8. A steel construction product processing system according to claim 1, characterized in that: The air source heat pump (4) includes a refrigerant circulation channel, which includes a compressor (41), a condenser (42), an outdoor evaporator (43), and an indoor evaporator (44). The outlet of the compressor (41) is connected to a first throttle valve (451) and a second throttle valve (452). The outlet of the second throttle valve (452) is connected to the inlet of the condenser (42), and a fourth throttle valve (454) is connected in parallel to the inlet of the compressor (41) on the refrigerant circulation channel.
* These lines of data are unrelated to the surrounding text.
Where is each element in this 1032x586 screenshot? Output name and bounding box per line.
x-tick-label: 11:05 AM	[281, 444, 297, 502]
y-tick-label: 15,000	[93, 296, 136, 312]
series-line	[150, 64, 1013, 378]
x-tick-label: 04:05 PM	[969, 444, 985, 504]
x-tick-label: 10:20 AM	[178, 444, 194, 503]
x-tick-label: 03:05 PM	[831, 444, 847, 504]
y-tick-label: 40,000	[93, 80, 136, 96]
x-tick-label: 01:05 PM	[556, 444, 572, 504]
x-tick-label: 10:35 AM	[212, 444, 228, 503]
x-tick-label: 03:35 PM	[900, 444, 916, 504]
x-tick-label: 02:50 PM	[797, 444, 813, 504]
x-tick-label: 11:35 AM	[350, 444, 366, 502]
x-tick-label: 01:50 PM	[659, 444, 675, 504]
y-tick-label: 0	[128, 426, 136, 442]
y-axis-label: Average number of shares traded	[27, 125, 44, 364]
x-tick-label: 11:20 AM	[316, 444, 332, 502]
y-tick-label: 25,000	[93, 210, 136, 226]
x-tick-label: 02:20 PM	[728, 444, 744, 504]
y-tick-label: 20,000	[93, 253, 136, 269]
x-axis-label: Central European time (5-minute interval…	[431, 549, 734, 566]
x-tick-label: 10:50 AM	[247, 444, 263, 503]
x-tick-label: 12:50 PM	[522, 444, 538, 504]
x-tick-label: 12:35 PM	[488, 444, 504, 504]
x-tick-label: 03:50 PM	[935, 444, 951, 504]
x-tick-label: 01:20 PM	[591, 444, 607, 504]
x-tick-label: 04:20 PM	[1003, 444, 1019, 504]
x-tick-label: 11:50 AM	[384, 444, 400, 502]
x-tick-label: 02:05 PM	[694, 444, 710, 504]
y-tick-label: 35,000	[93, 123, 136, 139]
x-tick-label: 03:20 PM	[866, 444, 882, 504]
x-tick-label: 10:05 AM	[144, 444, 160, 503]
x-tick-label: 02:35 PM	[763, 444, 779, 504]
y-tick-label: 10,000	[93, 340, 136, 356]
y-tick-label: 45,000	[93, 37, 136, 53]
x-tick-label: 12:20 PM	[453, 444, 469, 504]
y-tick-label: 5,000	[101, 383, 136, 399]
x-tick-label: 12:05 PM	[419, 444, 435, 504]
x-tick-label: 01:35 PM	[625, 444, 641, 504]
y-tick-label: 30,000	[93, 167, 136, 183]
The outlet of the condenser (42) is split into two paths by an expansion valve (455): the first path is connected to the inlet of the indoor evaporator (44) via the outdoor evaporator (43) and the seventh throttle valve (457), and the second path is directly connected to the inlet of the indoor evaporator (44) via the sixth throttle valve (456). The outlet of the indoor evaporator (44) and the outlet of the first throttle valve (451) merge into the third throttle valve (453) and then return to the compressor (41).
9. A steel construction product processing system according to claim 8, characterized in that It also includes an air circulation channel, which includes a sealed air duct that connects the paint baking chamber (53), the indoor evaporator (44), the condenser (42), and the fan in sequence. The fan is used to drive air to flow through the paint baking chamber (53), the indoor evaporator (44), and the condenser (42) in the sealed air duct in sequence, and then return to the paint baking chamber (53), forming a closed air circulation path.
10. A steel construction product processing system according to claim 9, characterized in that It also includes a temperature sensor and a central controller. The temperature sensor is installed inside the paint baking chamber (53). The central controller connects the temperature sensor to the air source heat pump (4). The temperature sensor monitors the temperature inside the paint baking chamber (53) in real time and feeds it back to the central controller. The central controller dynamically adjusts the heat output of the air source heat pump (4).